A member of the Finance Committee of Parliament and lawmaker for Bolgatanga Central, Isaac Adongo has launched an attack at the Governor of the Bank of Ghana (BoG), Dr. Ernest Addison observing that his incompetence is the real threat to the financial sector of the country.
He described his clean up exercise of financial institutions in the country as crude, clueless and haphazard revealing that the first week of June 2019 will surely go down in history as a bitter period for shareholders, directors, staff and customers of microfinance institutions (MFIs) and by extension those of non-bank financial institutions (NBFIs) in the country.
The first week of June 2019 will surely go down in history as a bitter period for shareholders, directors, staff and customers of microfinance institutions (MFIs) and by extension those of non-bank financial institutions (NBFIs) in the country. After enduring months of panic withdrawals, mean comments and a historic liquidity crunch that are the direct results of the unsavory and the unprofessional comments of no mean a person than the Governor of the Bank of Ghana, Dr Ernest Addison, the licences of 386 MFIs and microcredit institutions (money lenders) were on May 31 withdrawn for being insolvent and/or dormant.
Following the revocation of the licences, senior staff of the central bank, like the governor, have sought to justify the action and in the process, point to the next layer of the NBFIs as the next target for the Dr Addison-inspired crude, clueless and haphazard clean up exercise of the financial sector. One of those comments was to the effect that rural and community banks (RCBs) were the next stop of the exercise, which has proven to be a confidence killer than a booster. Knowing that BoG reforms and clean up exercises mean collapse, what BoG did with that comment was that it told customers of these RCBs that their institutions were next in line to be collapsed. It was, therefore, not surprising when these discerning customers reacted to the comments by rushing to withdraw their deposits at the RCBs.
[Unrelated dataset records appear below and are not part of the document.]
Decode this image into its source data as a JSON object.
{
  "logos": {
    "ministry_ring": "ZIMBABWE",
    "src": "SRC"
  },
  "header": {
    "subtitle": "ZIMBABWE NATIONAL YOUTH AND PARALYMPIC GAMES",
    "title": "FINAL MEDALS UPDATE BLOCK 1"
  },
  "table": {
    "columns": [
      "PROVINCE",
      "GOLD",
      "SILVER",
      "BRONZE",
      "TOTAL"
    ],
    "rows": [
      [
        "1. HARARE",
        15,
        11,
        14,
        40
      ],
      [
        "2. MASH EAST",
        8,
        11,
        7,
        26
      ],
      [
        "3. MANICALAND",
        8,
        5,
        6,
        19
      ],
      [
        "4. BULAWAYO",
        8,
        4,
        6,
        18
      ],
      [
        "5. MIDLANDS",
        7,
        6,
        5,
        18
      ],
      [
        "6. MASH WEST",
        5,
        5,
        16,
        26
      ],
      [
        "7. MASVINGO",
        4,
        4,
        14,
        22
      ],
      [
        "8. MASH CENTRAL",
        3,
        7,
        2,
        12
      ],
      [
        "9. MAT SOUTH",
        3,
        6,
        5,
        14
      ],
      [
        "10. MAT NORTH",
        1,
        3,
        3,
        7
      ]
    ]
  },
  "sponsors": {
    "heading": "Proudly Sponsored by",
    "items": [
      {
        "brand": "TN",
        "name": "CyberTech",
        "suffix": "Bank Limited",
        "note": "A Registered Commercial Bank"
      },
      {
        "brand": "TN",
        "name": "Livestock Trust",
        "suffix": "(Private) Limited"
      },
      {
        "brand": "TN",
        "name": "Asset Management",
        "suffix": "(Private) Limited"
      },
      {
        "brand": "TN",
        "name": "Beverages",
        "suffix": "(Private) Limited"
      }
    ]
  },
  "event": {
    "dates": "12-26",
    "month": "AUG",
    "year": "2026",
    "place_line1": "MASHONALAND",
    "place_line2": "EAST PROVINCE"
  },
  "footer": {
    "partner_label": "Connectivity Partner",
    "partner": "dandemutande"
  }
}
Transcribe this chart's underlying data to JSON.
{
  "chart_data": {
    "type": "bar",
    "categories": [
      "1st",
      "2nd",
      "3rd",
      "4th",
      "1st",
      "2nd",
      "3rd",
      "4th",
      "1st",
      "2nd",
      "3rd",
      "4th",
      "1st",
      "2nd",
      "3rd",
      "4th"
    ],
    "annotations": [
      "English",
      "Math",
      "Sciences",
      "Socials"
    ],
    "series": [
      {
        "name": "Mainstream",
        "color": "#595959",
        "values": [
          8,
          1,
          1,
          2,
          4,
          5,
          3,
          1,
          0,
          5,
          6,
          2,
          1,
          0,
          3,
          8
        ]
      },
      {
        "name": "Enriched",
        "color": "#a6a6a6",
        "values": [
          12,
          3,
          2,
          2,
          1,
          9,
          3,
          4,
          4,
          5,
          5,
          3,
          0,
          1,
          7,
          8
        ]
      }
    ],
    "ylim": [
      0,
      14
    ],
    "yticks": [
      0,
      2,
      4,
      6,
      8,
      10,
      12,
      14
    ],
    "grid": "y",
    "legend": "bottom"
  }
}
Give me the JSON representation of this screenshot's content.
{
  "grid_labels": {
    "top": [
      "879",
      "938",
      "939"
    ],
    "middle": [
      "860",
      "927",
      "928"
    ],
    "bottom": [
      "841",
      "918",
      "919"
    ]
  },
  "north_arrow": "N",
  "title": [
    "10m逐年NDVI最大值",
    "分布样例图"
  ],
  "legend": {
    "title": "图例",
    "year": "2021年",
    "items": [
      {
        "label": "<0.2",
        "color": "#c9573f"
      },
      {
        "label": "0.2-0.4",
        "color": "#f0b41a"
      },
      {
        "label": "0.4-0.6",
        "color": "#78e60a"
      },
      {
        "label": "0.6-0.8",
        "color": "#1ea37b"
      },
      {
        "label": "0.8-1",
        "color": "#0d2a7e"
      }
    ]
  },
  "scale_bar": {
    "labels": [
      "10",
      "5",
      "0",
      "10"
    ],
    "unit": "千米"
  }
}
Despite the unprofessionalism associated with such a comment, it was not the first time BoG was indirectly fueling panic withdrawals by telling customers of deposit-taking institutions that it will soon withdraw the licences of the companies they do business with. One will recall that in January this year, when Dr Addison announced the conclusion of reforms in the banking sector, he said the MFIs were the next in line. In the five months that followed, the Governor and his staff continued trumpeting that message until May 31 when they finally collapsed the 386 institutions. What this meant was that between January and May, BoG inspired a run-in on these poor institutions. Coming at a time that the entire financial sector was and is still battling liquidity crises arising from the collapse of the nine banks and the interrelatedness in the sector, these run-ins deepened the woes of the institutions and prepared them for burial in the manner in which we are seeing. This is unacceptable and must not be allowed to continue.
Strangely, however, Dr Addison and BoG seem not to appreciate the real depth of their wayward comments. No wonder they extended them to the RCBs and noticing the backlash, are now attempting to take back their words with a lame explanation that not all RCBs were facing challenges. Suffice to say this is late and the damage of a run-in has already been done and it will continue, with clear threats of engulfing the entire NBFIs sector.
Also, the BoG’s belated statement to the effect that not all RCBs face challenges is laughable and ridiculous. It tells us of a central bank that speaks before thinking and one that is headed by a Governor who exhibits lack of appreciation of the sensitivity of the financial sector and the implications of his comments on confidence building and destruction. By that explanation, Dr Addison now expects the depositors to know by themselves those RCBs that are solvent and those that are insolvent and he expects those that are solvent to remain like sheep until he Dr Addison arrives with his usual knife dressed as a clean-up exercise.
This is the kind of disaster we have in the person of a central bank Governor who is, by no chance, an appendage of the Minister of Finance, Mr Ken Ofori-Atta, the man that is on a mission to profit from disruptions disguised as reforms/clean up exercises.
Sadly, yet expectantly, not all see and believe in this. That is why although the BoG and the government have engaged in such disastrous handling of the financial sector leading to unreasonable and avoidable job losses and excessive fiscal costs to the poor Ghanaian taxpayer, some still hold the illiterate view that their insensitive uncle will be rewarded by the victims of the mess with electoral victory. How reckless can one get for the sake of nepotistic gains?
As I have always maintained, Dr Ernest Addison is a threat to the stability of our financial sector and a disaster in central banking. If not a disaster, how could Dr Addison still be at post after listing a microfinance company as insolvent and going ahead to revoke its licence without writing to them and later admitting that it was an error? How does he expect this microfinance company to escape a calamitous panic withdrawals and collapse of its brand? If not a disaster, how could the same Dr Addison list some MFIs as solvent and in good standing when, in fact, those companies were actually dormant and their offices closed long before his daggermen arrived on May 31? What about the five banks that Dr Addison said would be capitalised by March 2018 but are yet to receive a pesewa although we are in June.
Fellow Ghanaians, the earlier we woke up and asked Dr Addison, the first central bank Governor to exhibit clear and obnoxious partisanship in his actions, comments and decisions to resign, the better.